Was sind seine Argumente ?
Hier ist sein Text :

Der Historiker Thomas Nipperdey 1991:
„Der Krieg, die deutsche Kriegsbereitschaft und die Krisenpolitik waren nicht eine Folge des deutschen Systems. … Auch in den parlamentarischen Ländern waren Kriegsbereitschaft und Kriegsentscheidung einerseits Sache der Exekutive, und überall spielten die Militärplanungen eine bedeutende und verhängnisvolle Rolle. … Zwei Dinge gelten für alle und diese Gemeinsamkeit bewirkt ein Stück weit den Eindruck vom blinden Verhängnis: Alle glaubten sich in der Defensive, und alle waren kriegsbereit. Alle überschätzten die eigene existenzielle Bedrohung, alle unterschätzten den kommenden Krieg. … Der Krieg kam, weil alle oder einige am Frieden verzweifelten, nicht weil alle oder einige zum Krieg unter allen Umständen entschlossen waren. Und wenn man die Spielräume, die Entscheidungsfreiheit der Handelnden bedenkt, so haben alle Anteil an der Zuspitzung der Krise, wenn auch unterschiedlich an dem Scheitern der Krisenbewältigung, an dem Ende des Friedens. Darum sprechen wir vom Ausbruch, nicht von der Entfesselung des Ersten Weltkrieges.“

Dankeee im voraus :smile:

Hallo Girly_Girl_1996: „Amtlich“ heißt es ja, daß Deutschland „an allem“ Schuld war und die deutschen Militärköppe waren, die nichts Anderes im Kopf hatten, als Krieg zu führen. Nipperdey sagt nun: Nein, nein - auch in den anderen (parlamentarischen Ländern war man so weit gerüstet und drauf und dran, bei nächstbester Gelegenhreit in den Krieg zu ziehen. Dasbei haben sie nicht gewußt oder bedacht, was fa auf sie zukommt - und alle fühlten sich im Recht (sowieso wie bei jedem Krieg. Und dann war´s fast zwangsläufig, daß der Krieg ausbrach, sagt Nipperdey, und nicht, daß eine kriegswilde Macht den Krieg entfesselt hat.

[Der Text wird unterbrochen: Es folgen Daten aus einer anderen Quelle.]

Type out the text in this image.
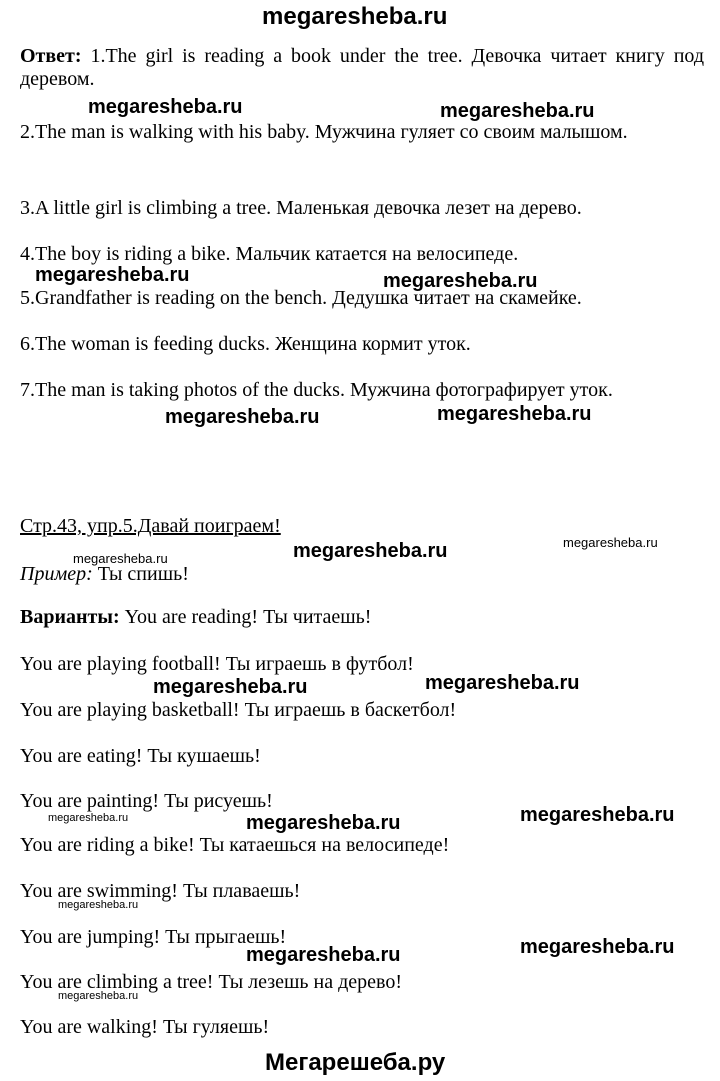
megaresheba.ru
Ответ: 1.The girl is reading a book under the tree. Девочка читает книгу под деревом.
megaresheba.ru	megaresheba.ru
2.The man is walking with his baby. Мужчина гуляет со своим малышом.
3.A little girl is climbing a tree. Маленькая девочка лезет на дерево.
4.The boy is riding a bike. Мальчик катается на велосипеде.
megaresheba.ru	megaresheba.ru
5.Grandfather is reading on the bench. Дедушка читает на скамейке.
6.The woman is feeding ducks. Женщина кормит уток.
7.The man is taking photos of the ducks. Мужчина фотографирует уток.
megaresheba.ru	megaresheba.ru
Стр.43, упр.5.Давай поиграем!
megaresheba.ru	megaresheba.ru
megaresheba.ru
Пример: Ты спишь!
Варианты: You are reading! Ты читаешь!
You are playing football! Ты играешь в футбол!
megaresheba.ru	megaresheba.ru
You are playing basketball! Ты играешь в баскетбол!
You are eating! Ты кушаешь!
You are painting! Ты рисуешь!
megaresheba.ru	megaresheba.ru	megaresheba.ru
You are riding a bike! Ты катаешься на велосипеде!
You are swimming! Ты плаваешь!
megaresheba.ru
You are jumping! Ты прыгаешь!
megaresheba.ru	megaresheba.ru
You are climbing a tree! Ты лезешь на дерево!
megaresheba.ru
You are walking! Ты гуляешь!
Мегарешеба.ру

Ich glaube, er weitgehend Recht, wobei mir bei der Erörterung über den Ausbruch des ersten Weltkriegs die Rolle Österreich-Ungarn stets zu kurz kommt. Ö-U wollte doch,wenn ich´s richtig sehe, Genugtuung für den Mord am Thronfolgerpaar in Sarajewo. Und, wie ich sehe: Sehr überzogen.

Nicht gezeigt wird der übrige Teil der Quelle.